Camel.storages.vectordb storages.faiss
FaissStorage
An implementation of the BaseVectorStorage
using FAISS,
Facebook AI’s Similarity Search library for efficient vector search.
The detailed information about FAISS is available at:
FAISS <https://github.com/facebookresearch/faiss>
_
Parameters:
- vector_dim (int): The dimension of storing vectors.
- index_type (str, optional): Type of FAISS index to create. Options include ‘Flat’, ‘IVF’, ‘HNSW’, etc. (default: :obj:
'Flat'
) - collection_name (Optional[str], optional): Name for the collection. If not provided, set it to the current time with iso format. (default: :obj:
None
) - storage_path (Optional[str], optional): Path to directory where the index will be stored. If None, index will only exist in memory. (default: :obj:
None
) - distance (VectorDistance, optional): The distance metric for vector comparison (default: :obj:
VectorDistance.COSINE
) - nlist (int, optional): Number of cluster centroids for IVF indexes. Only used if index_type includes ‘IVF’. (default: :obj:
100
) - m (int, optional): HNSW parameter. Number of connections per node. Only used if index_type includes ‘HNSW’. (default: :obj:
16
) **kwargs (Any): Additional keyword arguments. - Notes: - FAISS offers various index types optimized for different use cases: - ‘Flat’: Exact search, but slowest for large datasets - ‘IVF’: Inverted file index, good balance of speed and recall - ‘HNSW’: Hierarchical Navigable Small World, fast with high recall - ‘PQ’: Product Quantization for memory-efficient storage - The choice of index should be based on your specific requirements for search speed, memory usage, and accuracy.
init
Initialize the FAISS vector storage.
Parameters:
- vector_dim: Dimension of vectors to be stored
- index_type: FAISS index type (‘Flat’, ‘IVF’, ‘HNSW’, etc.)

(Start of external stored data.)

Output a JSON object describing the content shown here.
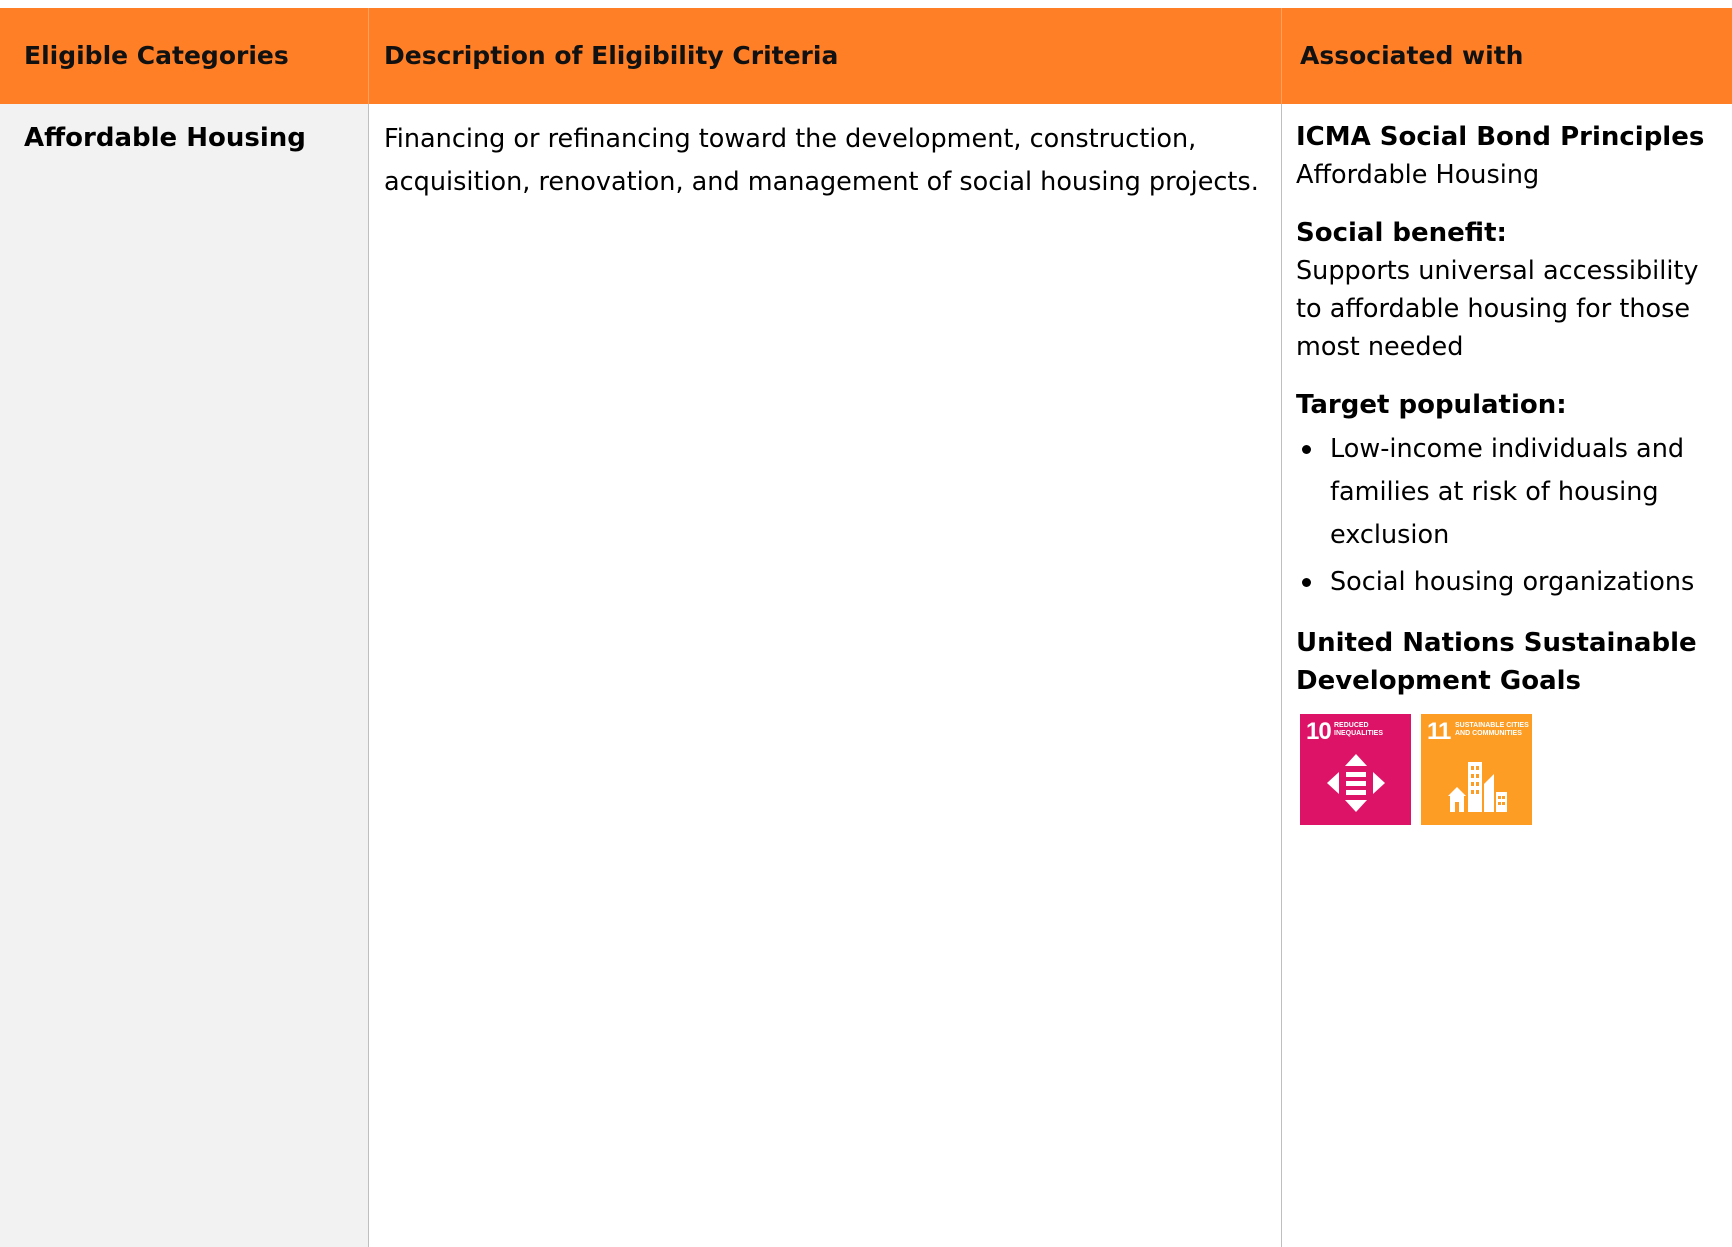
{
  "table": {
    "headers": {
      "col1": "Eligible Categories",
      "col2": "Description of Eligibility Criteria",
      "col3": "Associated with"
    },
    "row": {
      "category": "Affordable Housing",
      "description": "Financing or refinancing toward the development, construction, acquisition, renovation, and management of social housing projects.",
      "associated": {
        "principles_heading": "ICMA Social Bond Principles",
        "principles_value": "Affordable Housing",
        "benefit_heading": "Social benefit:",
        "benefit_text": "Supports universal accessibility to affordable housing for those most needed",
        "target_heading": "Target population:",
        "target_items": [
          "Low-income individuals and families at risk of housing exclusion",
          "Social housing organizations"
        ],
        "sdg_heading": "United Nations Sustainable Development Goals",
        "sdg_badges": [
          {
            "number": "10",
            "title": "REDUCED INEQUALITIES",
            "color": "#DD1367",
            "icon": "reduced-inequalities-icon"
          },
          {
            "number": "11",
            "title": "SUSTAINABLE CITIES AND COMMUNITIES",
            "color": "#FD9D24",
            "icon": "sustainable-cities-icon"
          }
        ]
      }
    },
    "colors": {
      "header_bg": "#FF7F27",
      "first_col_bg": "#F2F2F2",
      "grid": "#BFBFBF"
    }
  }
}
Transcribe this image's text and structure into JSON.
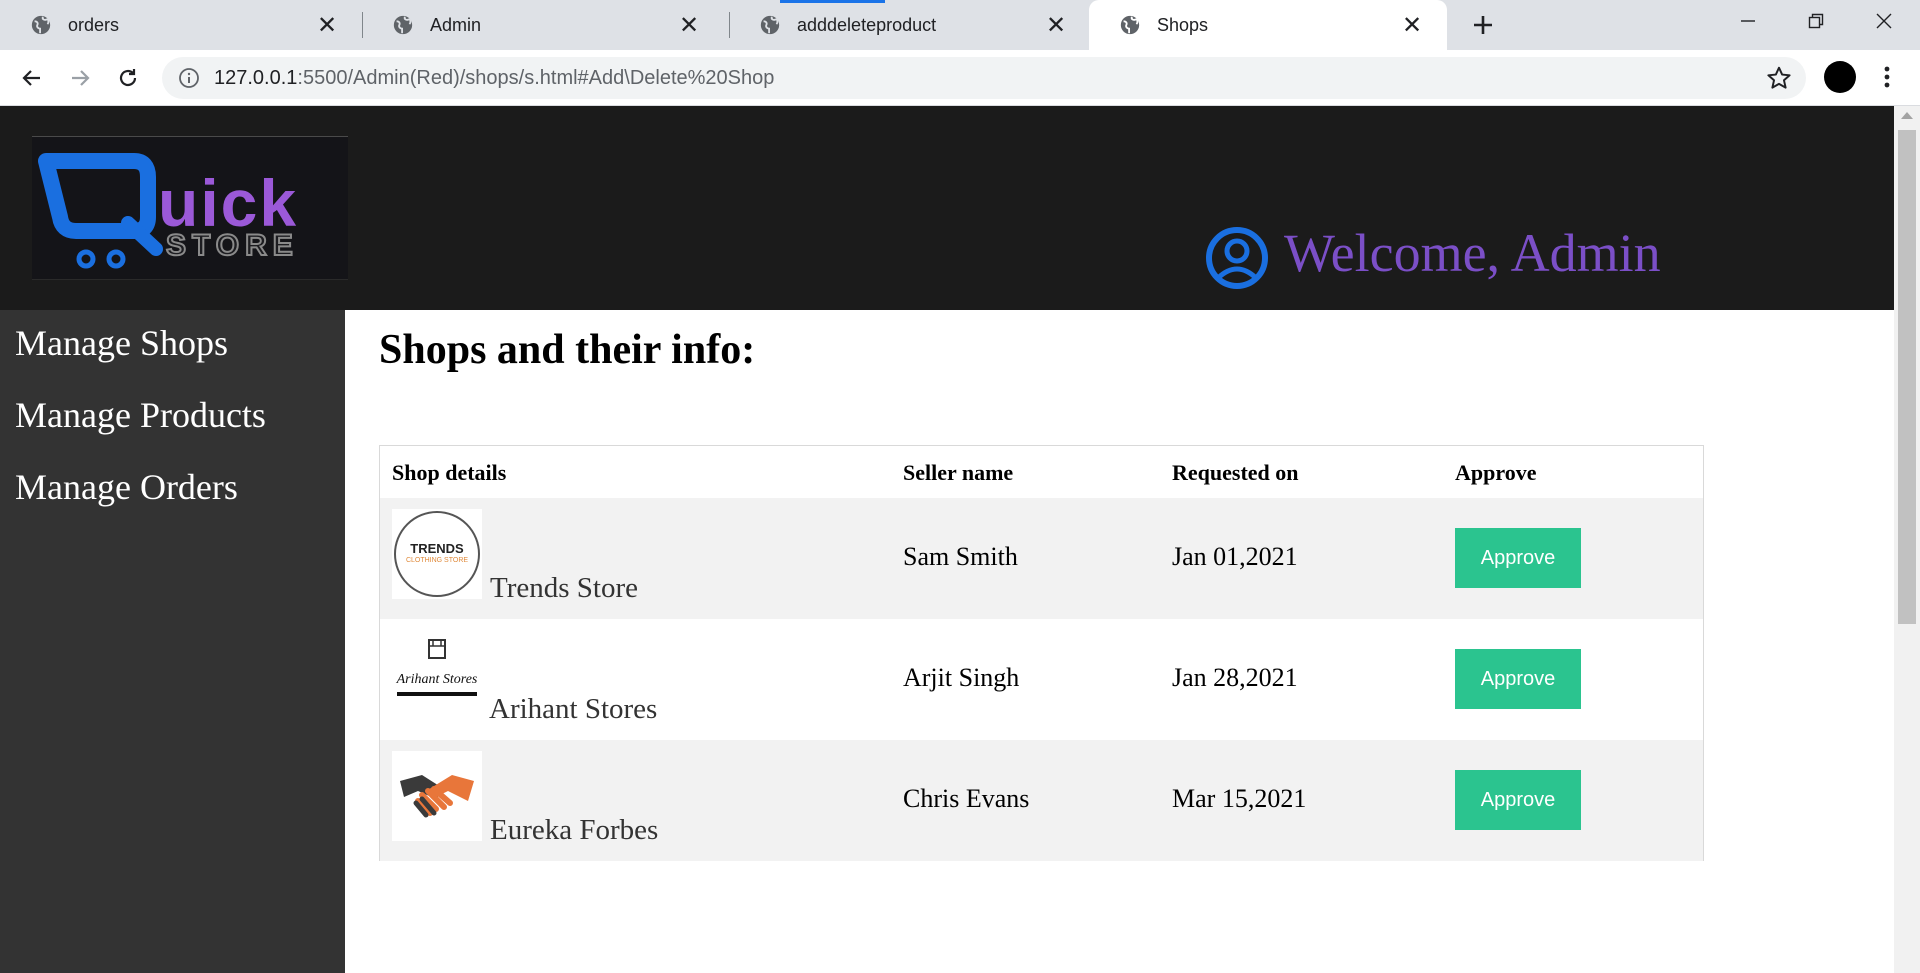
{
  "browser": {
    "tabs": [
      {
        "title": "orders"
      },
      {
        "title": "Admin"
      },
      {
        "title": "adddeleteproduct"
      },
      {
        "title": "Shops"
      }
    ],
    "url": {
      "host": "127.0.0.1",
      "rest": ":5500/Admin(Red)/shops/s.html#Add\\Delete%20Shop"
    }
  },
  "header": {
    "logo_text": "uick",
    "logo_subtext": "STORE",
    "welcome": "Welcome, Admin"
  },
  "sidebar": {
    "items": [
      {
        "label": "Manage Shops"
      },
      {
        "label": "Manage Products"
      },
      {
        "label": "Manage Orders"
      }
    ]
  },
  "main": {
    "title": "Shops and their info:",
    "table": {
      "headers": [
        "Shop details",
        "Seller name",
        "Requested on",
        "Approve"
      ],
      "rows": [
        {
          "shop": "Trends Store",
          "logo_text": "TRENDS",
          "logo_subtext": "CLOTHING STORE",
          "seller": "Sam Smith",
          "date": "Jan 01,2021",
          "action": "Approve"
        },
        {
          "shop": "Arihant Stores",
          "logo_text": "Arihant Stores",
          "seller": "Arjit Singh",
          "date": "Jan 28,2021",
          "action": "Approve"
        },
        {
          "shop": "Eureka Forbes",
          "seller": "Chris Evans",
          "date": "Mar 15,2021",
          "action": "Approve"
        }
      ]
    }
  },
  "colors": {
    "header_bg": "#1b1b1b",
    "sidebar_bg": "#333333",
    "accent_purple": "#7b4fc7",
    "icon_blue": "#1a6fe0",
    "approve_green": "#2bc48f"
  }
}
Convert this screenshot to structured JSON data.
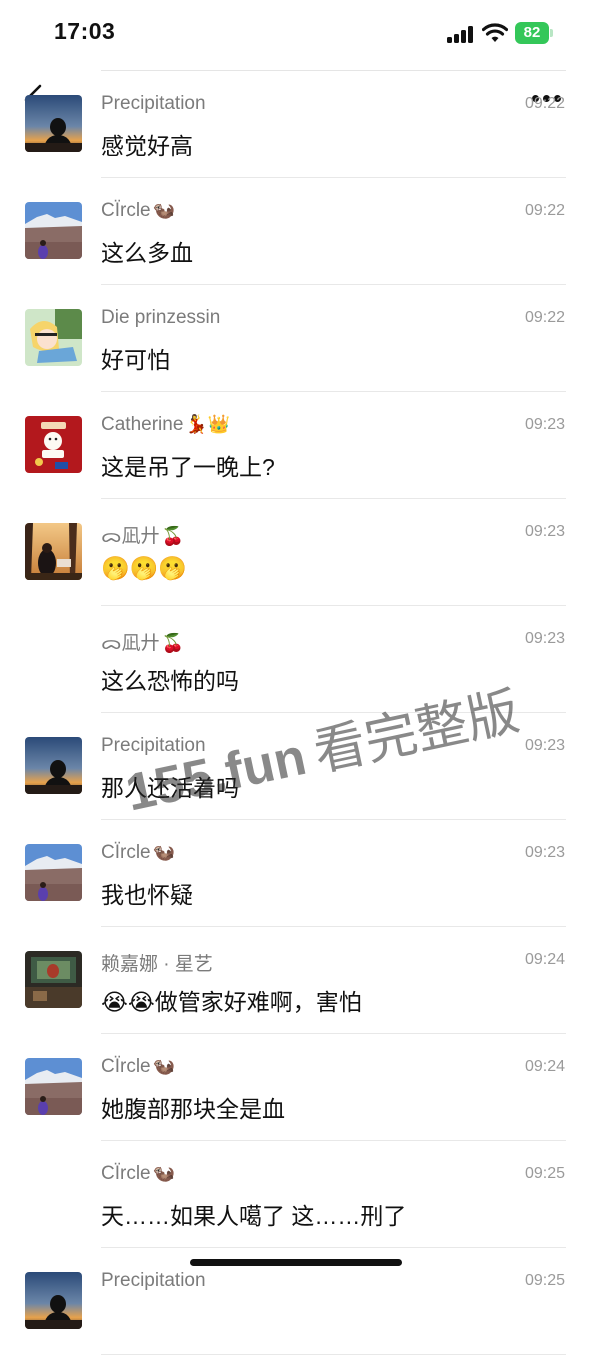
{
  "status_bar": {
    "time": "17:03",
    "battery": "82"
  },
  "watermark": {
    "site": "155.fun",
    "text": "看完整版"
  },
  "messages": [
    {
      "sender": "Precipitation",
      "sender_emoji": "",
      "time": "09:22",
      "text": "感觉好高",
      "avatar": "sunset-silhouette"
    },
    {
      "sender": "CÏrcle",
      "sender_emoji": "🦦",
      "time": "09:22",
      "text": "这么多血",
      "avatar": "mountain-landscape"
    },
    {
      "sender": "Die prinzessin",
      "sender_emoji": "",
      "time": "09:22",
      "text": "好可怕",
      "avatar": "cartoon-alice"
    },
    {
      "sender": "Catherine",
      "sender_emoji": "💃👑",
      "time": "09:23",
      "text": "这是吊了一晚上?",
      "avatar": "red-poster"
    },
    {
      "sender": "ᯅ凪廾",
      "sender_emoji": "🍒",
      "time": "09:23",
      "text": "🫢🫢🫢",
      "avatar": "park-photo"
    },
    {
      "sender": "ᯅ凪廾",
      "sender_emoji": "🍒",
      "time": "09:23",
      "text": "这么恐怖的吗",
      "avatar": ""
    },
    {
      "sender": "Precipitation",
      "sender_emoji": "",
      "time": "09:23",
      "text": "那人还活着吗",
      "avatar": "sunset-silhouette"
    },
    {
      "sender": "CÏrcle",
      "sender_emoji": "🦦",
      "time": "09:23",
      "text": "我也怀疑",
      "avatar": "mountain-landscape"
    },
    {
      "sender": "赖嘉娜 · 星艺",
      "sender_emoji": "",
      "time": "09:24",
      "text": "😭😭做管家好难啊，害怕",
      "avatar": "dark-room"
    },
    {
      "sender": "CÏrcle",
      "sender_emoji": "🦦",
      "time": "09:24",
      "text": "她腹部那块全是血",
      "avatar": "mountain-landscape"
    },
    {
      "sender": "CÏrcle",
      "sender_emoji": "🦦",
      "time": "09:25",
      "text": "天……如果人噶了 这……刑了",
      "avatar": ""
    },
    {
      "sender": "Precipitation",
      "sender_emoji": "",
      "time": "09:25",
      "text": "",
      "avatar": "sunset-silhouette"
    }
  ],
  "icons": {
    "back": "chevron-left-icon",
    "more": "more-dots-icon",
    "wifi": "wifi-icon",
    "signal": "signal-icon"
  },
  "colors": {
    "battery": "#34c759",
    "sender": "#7b7b7b",
    "time": "#9a9a9a"
  }
}
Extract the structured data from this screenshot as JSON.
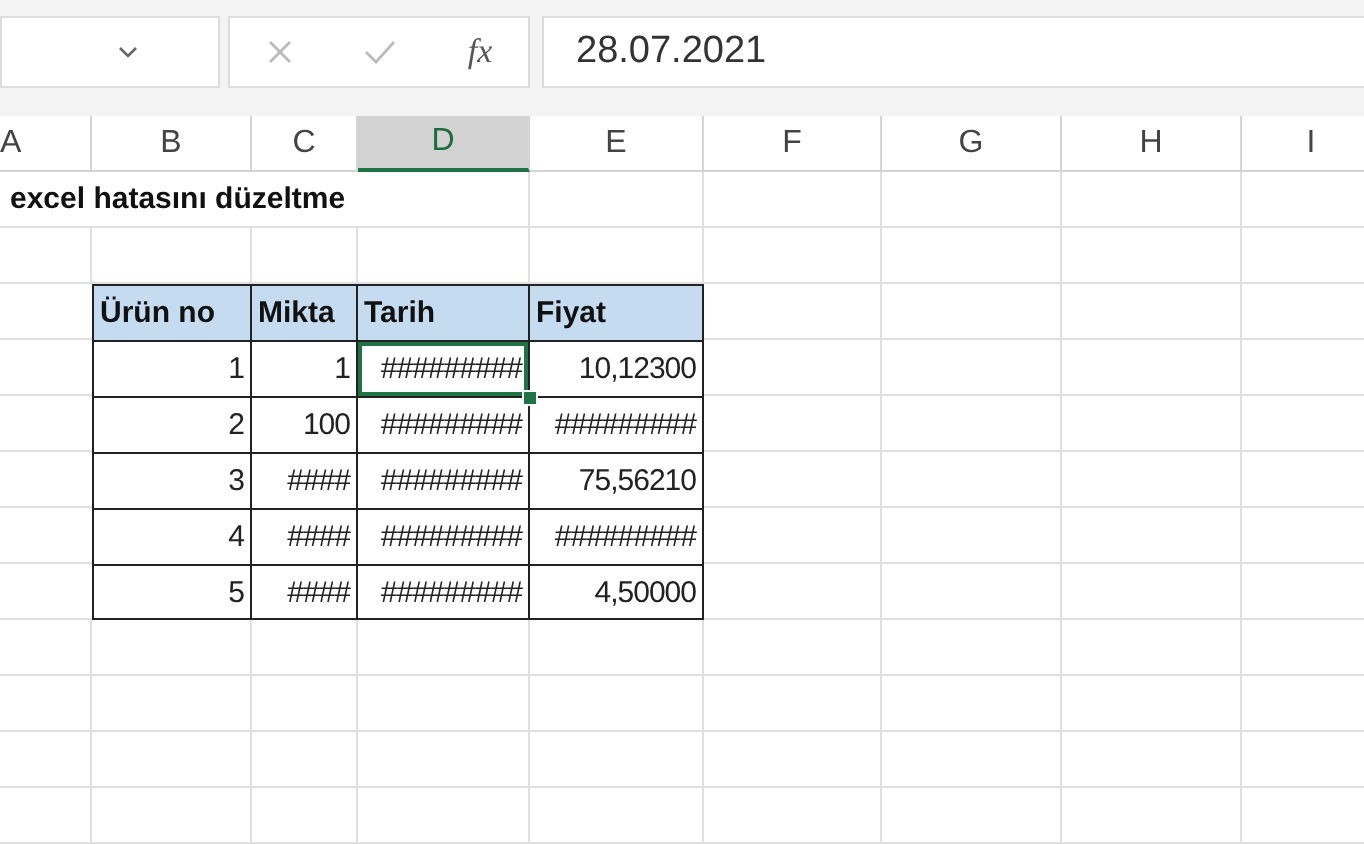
{
  "formula_bar": {
    "function_label": "fx",
    "formula": "28.07.2021"
  },
  "columns": [
    {
      "label": "A",
      "selected": false
    },
    {
      "label": "B",
      "selected": false
    },
    {
      "label": "C",
      "selected": false
    },
    {
      "label": "D",
      "selected": true
    },
    {
      "label": "E",
      "selected": false
    },
    {
      "label": "F",
      "selected": false
    },
    {
      "label": "G",
      "selected": false
    },
    {
      "label": "H",
      "selected": false
    },
    {
      "label": "I",
      "selected": false
    }
  ],
  "title": "excel hatasını düzeltme",
  "table": {
    "headers": [
      "Ürün no",
      "Mikta",
      "Tarih",
      "Fiyat"
    ],
    "rows": [
      {
        "cells": [
          {
            "text": "1",
            "selected": false
          },
          {
            "text": "1",
            "selected": false
          },
          {
            "text": "#########",
            "selected": true
          },
          {
            "text": "10,12300",
            "selected": false
          }
        ]
      },
      {
        "cells": [
          {
            "text": "2",
            "selected": false
          },
          {
            "text": "100",
            "selected": false
          },
          {
            "text": "#########",
            "selected": false
          },
          {
            "text": "#########",
            "selected": false
          }
        ]
      },
      {
        "cells": [
          {
            "text": "3",
            "selected": false
          },
          {
            "text": "####",
            "selected": false
          },
          {
            "text": "#########",
            "selected": false
          },
          {
            "text": "75,56210",
            "selected": false
          }
        ]
      },
      {
        "cells": [
          {
            "text": "4",
            "selected": false
          },
          {
            "text": "####",
            "selected": false
          },
          {
            "text": "#########",
            "selected": false
          },
          {
            "text": "#########",
            "selected": false
          }
        ]
      },
      {
        "cells": [
          {
            "text": "5",
            "selected": false
          },
          {
            "text": "####",
            "selected": false
          },
          {
            "text": "#########",
            "selected": false
          },
          {
            "text": "4,50000",
            "selected": false
          }
        ]
      }
    ]
  }
}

- collection_name: Name of the collection (defaults to timestamp) (default: timestamp)
- storage_path: Directory to save the index (None for in-memory only)
- distance: Vector distance metric
- nlist: Number of clusters for IVF indexes
- m: HNSW parameter for connections per node **kwargs: Additional parameters
_generate_collection_name
Generates a collection name if user doesn’t provide
_get_index_path
Returns the path to the index file
_get_metadata_path
Returns the path to the metadata file
_create_index
Returns:
A FAISS index object configured according to the parameters.
_save_to_disk
Save the index and metadata to disk if storage_path is provided.
_load_from_disk
Loads the index and metadata from disk if they exist.
add
Adds a list of vectors to the index.
Parameters:
- records (List[VectorRecord]): List of vector records to be added. **kwargs (Any): Additional keyword arguments.
update_payload
Updates the payload of the vectors identified by their IDs.
Parameters:
- ids (List[str]): List of unique identifiers for the vectors to be updated.
- payload (Dict[str, Any]): Payload to be updated for all specified IDs. **kwargs (Any): Additional keyword arguments.
delete_collection
Deletes the entire collection (index and metadata).
delete
Deletes vectors from the index based on either IDs or payload filters.
Parameters:
- ids (Optional[List[str]], optional): List of unique identifiers for the vectors to be deleted.
- payload_filter (Optional[Dict[str, Any]], optional): A filter for the payload to delete points matching specific conditions. **kwargs (Any): Additional keyword arguments.
status
Returns:
VectorDBStatus: Current status of the vector database.
query
Searches for similar vectors in the storage based on the provided query.
Parameters:
- query (VectorDBQuery): The query object containing the search vector and the number of top similar vectors to retrieve.
- filter_conditions (Optional[Dict[str, Any]], optional): A dictionary specifying conditions to filter the query results. **kwargs (Any): Additional keyword arguments.
Returns:
List[VectorDBQueryResult]: A list of query results ordered by similarity.
clear
Remove all vectors from the storage.
load
Load the index from disk if storage_path is provided.
client
Provides access to the underlying FAISS client.
_matches_filter
Checks if a vector’s payload matches the filter conditions.
Parameters:
- vector_id (str): ID of the vector to check.
- filter_conditions (Dict[str, Any]): Conditions to match against.
Returns:
bool: True if the payload matches all conditions, False otherwise.
_normalize_vector
Normalizes a vector to unit length for cosine similarity.
Parameters:
- vector (ndarray): Vector to normalize, either 1D or 2D array.
Returns:
ndarray: Normalized vector with the same shape as input.